I look at all three of them in turn as if one of them will give themselves away, only their expressions are unchanged—Jesse’s curious, Luca’s confused, and Mariella’s oddly determined.

“What kind of notebook?” she asks.

“Just—a blank one is all,” I say, feeling the heat creep into my face. “It’s nothing.”

Mariella’s eyes fixate on me slyly. “Your face looks like it’s something.”

“My face is the same face it’s always been.”

“Goopy recognizes goopy,” she says, which makes Luca’s head tilt in further confusion, and prompts Mariella to pull out her phone. “And enough is enough.”

I blink. “Wait—what are you doing?”

“Abusing my power,” she says.

I cross the room to her fast. “Are you going into the backend of the ‘Dear, Love’ Dispatch again?”

“Only because at this point it feels like my civic responsibility,” she says into her phone screen. “I think I can speak for everyone in this room when I say your whole ‘will they, won’t they’ thing with Tom has gone past the legal limit. We need clarity.”

“Actually we don’t,” I say quickly, but I’m swallowed up by Luca saying, “Wait, are we sure we want to do this?” And Jesse unsubtly chanting, “Do it, do it, do it.”

It takes Mariella all of five seconds to pull it up, and the thing is, I don’t stop her. I don’t pull the phone out of her hands or kick up a fuss or think about any of the consequences. I let it happen so easily that I might as well be pressing the buttons myself.

“Wait—are you the one who’s been sending Tom things?” Mariella asks.

I feel a louder version of the quick, defensive twinge of jealousy I’ve been trying to push down all summer. “No,” I say.

“But there are all these outgoing deliveries to Tom’s number, and they have the same area code as his. The Virginia one.”

I glance over her shoulder, recognizing the number immediately. Tom insisted we memorize all our collective emergency numbers by the time we were eight.

“No, that’s Tom’s mom,” I say, too bewildered to think the better of it.

“Wait, what?”

We all startle like cartoon characters at Tom, whose entire six-foot-something self walked right through the door without any of us noticing. He looks upset but not in the startled, accusatory way he probably should. He looks drained. Dull. Strangely resigned.

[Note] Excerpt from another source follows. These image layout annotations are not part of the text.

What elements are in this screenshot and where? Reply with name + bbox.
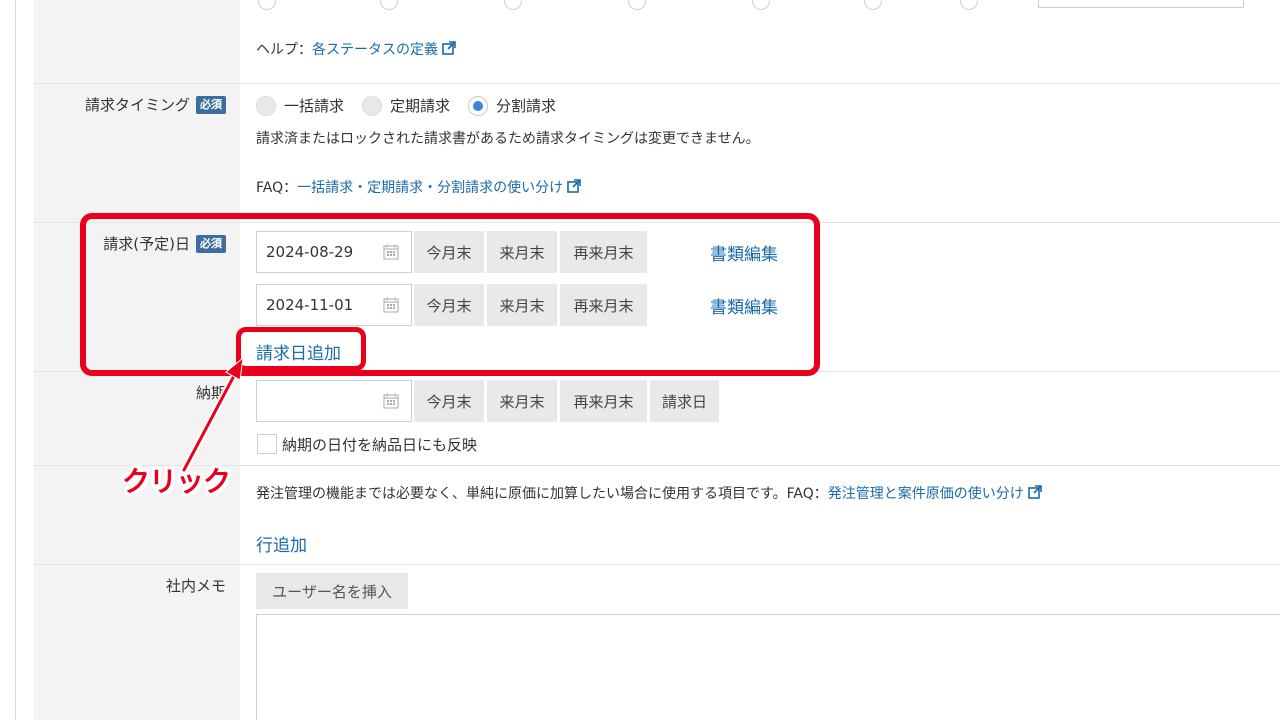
insert-username-button[interactable]: ユーザー名を挿入 bbox=[256, 573, 408, 609]
end-of-month-after-next-button[interactable]: 再来月末 bbox=[560, 380, 647, 422]
highlight-box-small bbox=[236, 327, 366, 371]
status-radio[interactable] bbox=[380, 0, 398, 10]
end-of-next-month-button[interactable]: 来月末 bbox=[487, 380, 557, 422]
radio-lump-sum[interactable]: 一括請求 bbox=[256, 95, 344, 116]
billing-timing-faq: FAQ：一括請求・定期請求・分割請求の使い分け bbox=[256, 177, 581, 197]
internal-memo-label: 社内メモ bbox=[166, 575, 226, 596]
status-definition-link[interactable]: 各ステータスの定義 bbox=[312, 42, 438, 58]
billing-timing-label: 請求タイミング 必須 bbox=[85, 94, 226, 115]
row-divider bbox=[34, 564, 1280, 565]
status-help: ヘルプ：各ステータスの定義 bbox=[256, 39, 456, 59]
billing-date-button[interactable]: 請求日 bbox=[650, 380, 719, 422]
row-divider bbox=[34, 83, 1280, 84]
radio-label: 定期請求 bbox=[390, 97, 451, 115]
radio-split[interactable]: 分割請求 bbox=[468, 95, 556, 116]
delivery-label-text: 納期 bbox=[195, 384, 226, 402]
status-radio[interactable] bbox=[960, 0, 978, 10]
radio-periodic[interactable]: 定期請求 bbox=[362, 95, 450, 116]
faq-prefix: FAQ： bbox=[256, 180, 298, 196]
cost-faq-link[interactable]: 発注管理と案件原価の使い分け bbox=[828, 486, 1024, 502]
left-rail bbox=[0, 0, 16, 720]
billing-timing-faq-link[interactable]: 一括請求・定期請求・分割請求の使い分け bbox=[297, 180, 563, 196]
reflect-delivery-date-checkbox[interactable] bbox=[257, 434, 277, 454]
calendar-icon[interactable] bbox=[383, 393, 399, 409]
status-radio[interactable] bbox=[864, 0, 882, 10]
cost-desc-text: 発注管理の機能までは必要なく、単純に原価に加算したい場合に使用する項目です。FA… bbox=[256, 486, 828, 502]
status-radio[interactable] bbox=[504, 0, 522, 10]
help-prefix: ヘルプ： bbox=[256, 42, 312, 58]
external-link-icon bbox=[442, 41, 456, 55]
external-link-icon bbox=[567, 179, 581, 193]
radio-circle-selected[interactable] bbox=[468, 95, 489, 116]
status-radio[interactable] bbox=[258, 0, 276, 10]
internal-memo-label-text: 社内メモ bbox=[165, 577, 226, 595]
add-row-link[interactable]: 行追加 bbox=[256, 531, 307, 556]
radio-label: 分割請求 bbox=[496, 97, 557, 115]
highlight-box bbox=[80, 213, 820, 376]
required-badge: 必須 bbox=[196, 95, 226, 114]
radio-label: 一括請求 bbox=[284, 97, 345, 115]
billing-timing-label-text: 請求タイミング bbox=[84, 96, 190, 114]
delivery-date-input[interactable] bbox=[256, 380, 412, 422]
end-of-this-month-button[interactable]: 今月末 bbox=[414, 380, 484, 422]
click-annotation-label: クリック bbox=[122, 465, 231, 498]
internal-memo-textarea[interactable] bbox=[256, 614, 1280, 720]
status-radio[interactable] bbox=[752, 0, 770, 10]
radio-circle[interactable] bbox=[362, 95, 383, 116]
status-radio[interactable] bbox=[628, 0, 646, 10]
billing-timing-radio-group: 一括請求 定期請求 分割請求 bbox=[256, 95, 574, 116]
radio-circle[interactable] bbox=[256, 95, 276, 116]
external-link-icon bbox=[1027, 485, 1042, 499]
reflect-delivery-date-label: 納期の日付を納品日にも反映 bbox=[282, 436, 478, 454]
cost-description: 発注管理の機能までは必要なく、単純に原価に加算したい場合に使用する項目です。FA… bbox=[256, 483, 1042, 503]
billing-timing-notice: 請求済またはロックされた請求書があるため請求タイミングは変更できません。 bbox=[256, 131, 760, 147]
top-input-field[interactable] bbox=[1038, 0, 1244, 8]
delivery-label: 納期 bbox=[196, 382, 226, 403]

“What’s wrong?” I ask. “Who was that?”

“Um,” he manages. Whatever it was cracking in his expression, he seams it up fast when he feels the weight of all our eyes on him. “It was my mom. I guess she’s not coming in tonight after all. Says it’s looking more like next week.”

Shit.

I step forward on instinct even knowing full well I can’t pull him into my arms like I want to right now—if Tom is determined to pretend everything’s fine, the last thing I want to do is call more attention to the fact that it’s not. Tom finds my eyes just the same, and the hurt in them is so raw that it’s like I’m seeing all of it at once—every moment in the past few years he’s hoped for something from Vanessa and she’s let him down.

“Why would your mom send you stuff through the dispatch?” Mariella asks. “I thought she didn’t know you were running it.”

“I don’t know,” says Tom, who is staring at her phone now, too, his voice flat. “I don’t know.”

There’s a beat none of us are sure whether to fill, waiting to see if Tom’s going to say something else.